No. So many sheep used to cover a man's tracks and the whole lot swallowed into the wild was hardly an Agnew folly. It proved impossible to name names to the governor without stiffening Wilkie's regimental pride. ‘If Stanton thought that N.S. Wales rangers were involved he had better prepare his ground …' etc., etc.

That yellow-haired frowzy highlander, sensualist, whig, philosophical atheist insulting to Anglican forms by pretending Presbyterianism. What use was such a man in the maggoty dust baths and hot outer limits of the colony? General Sir Colin Wilkie went galloping home each afternoon to his rangers' dinners, no matter how far on kangaroo hunts he went towards the gates of the sandstone gorges where Kale was swallowed.

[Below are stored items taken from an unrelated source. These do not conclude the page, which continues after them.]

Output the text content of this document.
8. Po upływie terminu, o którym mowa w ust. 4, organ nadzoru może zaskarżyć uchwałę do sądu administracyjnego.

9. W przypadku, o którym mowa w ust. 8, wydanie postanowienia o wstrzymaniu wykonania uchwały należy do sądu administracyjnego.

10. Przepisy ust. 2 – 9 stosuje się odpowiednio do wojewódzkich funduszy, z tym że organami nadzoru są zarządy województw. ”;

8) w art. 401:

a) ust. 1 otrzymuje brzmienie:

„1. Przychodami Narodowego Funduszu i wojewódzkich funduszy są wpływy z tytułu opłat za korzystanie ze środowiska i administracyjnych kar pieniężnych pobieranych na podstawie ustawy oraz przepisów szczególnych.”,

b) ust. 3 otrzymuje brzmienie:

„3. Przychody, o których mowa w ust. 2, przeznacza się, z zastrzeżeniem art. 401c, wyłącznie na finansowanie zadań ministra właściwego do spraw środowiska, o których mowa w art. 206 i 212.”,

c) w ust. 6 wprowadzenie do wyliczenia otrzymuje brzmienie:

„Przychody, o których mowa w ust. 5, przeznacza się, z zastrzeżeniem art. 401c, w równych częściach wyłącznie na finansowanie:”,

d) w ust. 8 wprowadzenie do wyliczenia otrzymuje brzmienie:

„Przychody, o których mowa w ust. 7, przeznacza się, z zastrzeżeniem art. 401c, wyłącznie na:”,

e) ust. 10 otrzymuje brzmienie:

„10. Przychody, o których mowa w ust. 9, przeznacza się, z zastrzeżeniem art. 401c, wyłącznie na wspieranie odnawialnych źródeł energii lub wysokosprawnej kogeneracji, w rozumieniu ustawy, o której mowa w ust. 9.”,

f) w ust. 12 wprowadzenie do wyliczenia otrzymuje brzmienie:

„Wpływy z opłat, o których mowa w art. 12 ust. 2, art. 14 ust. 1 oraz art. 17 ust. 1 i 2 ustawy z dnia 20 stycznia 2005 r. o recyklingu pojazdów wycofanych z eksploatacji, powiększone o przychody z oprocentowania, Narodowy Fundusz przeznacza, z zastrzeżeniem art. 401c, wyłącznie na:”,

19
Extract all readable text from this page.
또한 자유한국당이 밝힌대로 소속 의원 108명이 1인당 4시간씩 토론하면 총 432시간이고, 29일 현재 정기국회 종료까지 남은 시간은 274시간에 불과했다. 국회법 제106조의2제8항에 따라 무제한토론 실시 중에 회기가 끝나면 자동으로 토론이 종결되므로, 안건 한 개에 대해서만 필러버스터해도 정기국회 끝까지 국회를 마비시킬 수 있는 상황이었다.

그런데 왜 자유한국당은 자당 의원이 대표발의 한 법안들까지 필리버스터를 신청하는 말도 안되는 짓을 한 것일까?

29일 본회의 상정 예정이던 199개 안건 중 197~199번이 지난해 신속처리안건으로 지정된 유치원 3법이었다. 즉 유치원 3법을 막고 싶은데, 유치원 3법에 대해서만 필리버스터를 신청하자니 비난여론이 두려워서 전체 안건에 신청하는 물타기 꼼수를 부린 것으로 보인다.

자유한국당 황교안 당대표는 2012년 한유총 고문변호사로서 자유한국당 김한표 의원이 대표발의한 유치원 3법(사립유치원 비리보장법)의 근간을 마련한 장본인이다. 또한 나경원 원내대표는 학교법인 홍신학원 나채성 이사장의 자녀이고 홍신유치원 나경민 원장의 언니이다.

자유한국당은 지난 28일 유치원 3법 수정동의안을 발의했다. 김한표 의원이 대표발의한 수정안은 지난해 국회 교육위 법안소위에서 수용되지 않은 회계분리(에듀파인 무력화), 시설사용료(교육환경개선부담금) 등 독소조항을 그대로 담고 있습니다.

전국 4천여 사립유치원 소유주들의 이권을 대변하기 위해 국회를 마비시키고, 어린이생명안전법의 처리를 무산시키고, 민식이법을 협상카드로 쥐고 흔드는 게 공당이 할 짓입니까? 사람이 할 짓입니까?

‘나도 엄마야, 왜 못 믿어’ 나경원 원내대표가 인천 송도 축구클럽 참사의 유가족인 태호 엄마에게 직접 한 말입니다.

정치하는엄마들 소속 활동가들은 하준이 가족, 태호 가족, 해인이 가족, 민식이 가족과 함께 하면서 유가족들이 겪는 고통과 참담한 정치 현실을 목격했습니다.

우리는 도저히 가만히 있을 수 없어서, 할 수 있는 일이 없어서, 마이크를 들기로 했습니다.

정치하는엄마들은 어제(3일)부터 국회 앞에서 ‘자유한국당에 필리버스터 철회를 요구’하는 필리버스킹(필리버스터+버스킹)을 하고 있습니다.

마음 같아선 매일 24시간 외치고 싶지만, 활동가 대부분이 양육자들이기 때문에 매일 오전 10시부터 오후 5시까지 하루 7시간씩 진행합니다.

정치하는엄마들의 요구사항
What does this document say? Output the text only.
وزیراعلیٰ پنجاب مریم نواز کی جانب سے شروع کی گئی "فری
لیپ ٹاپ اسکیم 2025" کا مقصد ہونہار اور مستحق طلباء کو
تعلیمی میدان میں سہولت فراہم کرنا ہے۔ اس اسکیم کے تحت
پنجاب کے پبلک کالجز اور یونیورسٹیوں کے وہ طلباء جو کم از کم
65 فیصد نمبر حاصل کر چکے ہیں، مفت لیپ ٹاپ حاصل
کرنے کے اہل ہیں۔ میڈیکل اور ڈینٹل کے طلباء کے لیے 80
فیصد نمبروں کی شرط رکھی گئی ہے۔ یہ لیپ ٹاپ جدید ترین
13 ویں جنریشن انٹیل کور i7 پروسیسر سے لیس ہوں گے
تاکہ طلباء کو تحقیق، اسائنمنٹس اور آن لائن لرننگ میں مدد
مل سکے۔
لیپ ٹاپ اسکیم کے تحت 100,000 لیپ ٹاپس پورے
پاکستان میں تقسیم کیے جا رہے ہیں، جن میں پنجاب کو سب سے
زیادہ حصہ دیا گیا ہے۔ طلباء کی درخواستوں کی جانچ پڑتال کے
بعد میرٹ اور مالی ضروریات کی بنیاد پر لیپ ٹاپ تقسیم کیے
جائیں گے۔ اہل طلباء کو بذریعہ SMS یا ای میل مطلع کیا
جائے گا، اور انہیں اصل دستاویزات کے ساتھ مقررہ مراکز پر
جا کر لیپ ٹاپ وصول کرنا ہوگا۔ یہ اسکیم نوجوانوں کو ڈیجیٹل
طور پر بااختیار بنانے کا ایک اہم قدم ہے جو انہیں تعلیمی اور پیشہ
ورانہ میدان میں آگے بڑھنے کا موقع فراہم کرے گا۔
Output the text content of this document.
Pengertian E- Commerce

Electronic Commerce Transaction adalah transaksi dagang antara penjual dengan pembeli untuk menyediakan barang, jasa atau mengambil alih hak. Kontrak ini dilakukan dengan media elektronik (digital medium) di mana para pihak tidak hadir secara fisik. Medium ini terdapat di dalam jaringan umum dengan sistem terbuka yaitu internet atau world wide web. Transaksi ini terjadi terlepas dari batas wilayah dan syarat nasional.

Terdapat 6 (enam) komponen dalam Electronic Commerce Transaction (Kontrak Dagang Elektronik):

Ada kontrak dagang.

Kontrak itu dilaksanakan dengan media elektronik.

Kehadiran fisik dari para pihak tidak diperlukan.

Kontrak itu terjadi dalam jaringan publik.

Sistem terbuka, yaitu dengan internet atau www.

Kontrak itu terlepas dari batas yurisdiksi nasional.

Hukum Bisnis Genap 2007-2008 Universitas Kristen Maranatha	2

At those dinners he ate, drank, recited verses in Gaelic with dubious Irish emancipists, put his hand up the skirts of maids, gossiped like a swamp frog, played cards till his eyes popped, and bloody-veined they were in the mornings.

Little help Stanton had from the law in conjuring up a gang. No help from the convict constabulary who were felons in uniform at best. When at last he received the government tracker's report, brought by express rider with the governor's dusty compliments, it contained little more than was already spoken about between himself and the governor.

Except Stanton saw that something was missing from the report. He read it through several times to be certain. Sure, before fully healing Kale had been tracked a good distance past Emu Plains — doubtless in a cloud of maggoty flies — setting off limping to some mythical China, heading into parts of New South Wales whence no white man had ever returned. Kale could not have been too badly striped to reach that far, Stanton reasoned, cutting his broad feet on razor-sharp rocks and curling his misshapen toes around boulders, scraping his broad forehead and shaggy wild hair on thorn bushes. It was said in the report that Kale took many sheep with him, but there was only a scatter of men's bones into the rampart of hills that stood to the west of occupied lands, where other like thinkers had perished. The sheep were gone up in smoke. Brought back was a shin bone, with a commotion over whether it was black, white or crossed, murdered or thankfully hacked or shot, eaten by cannibal Irish despots in a quarrelling band of escapees, and there was always the possibility of natural causes: heat stroke, lightning stroke, death by thirst.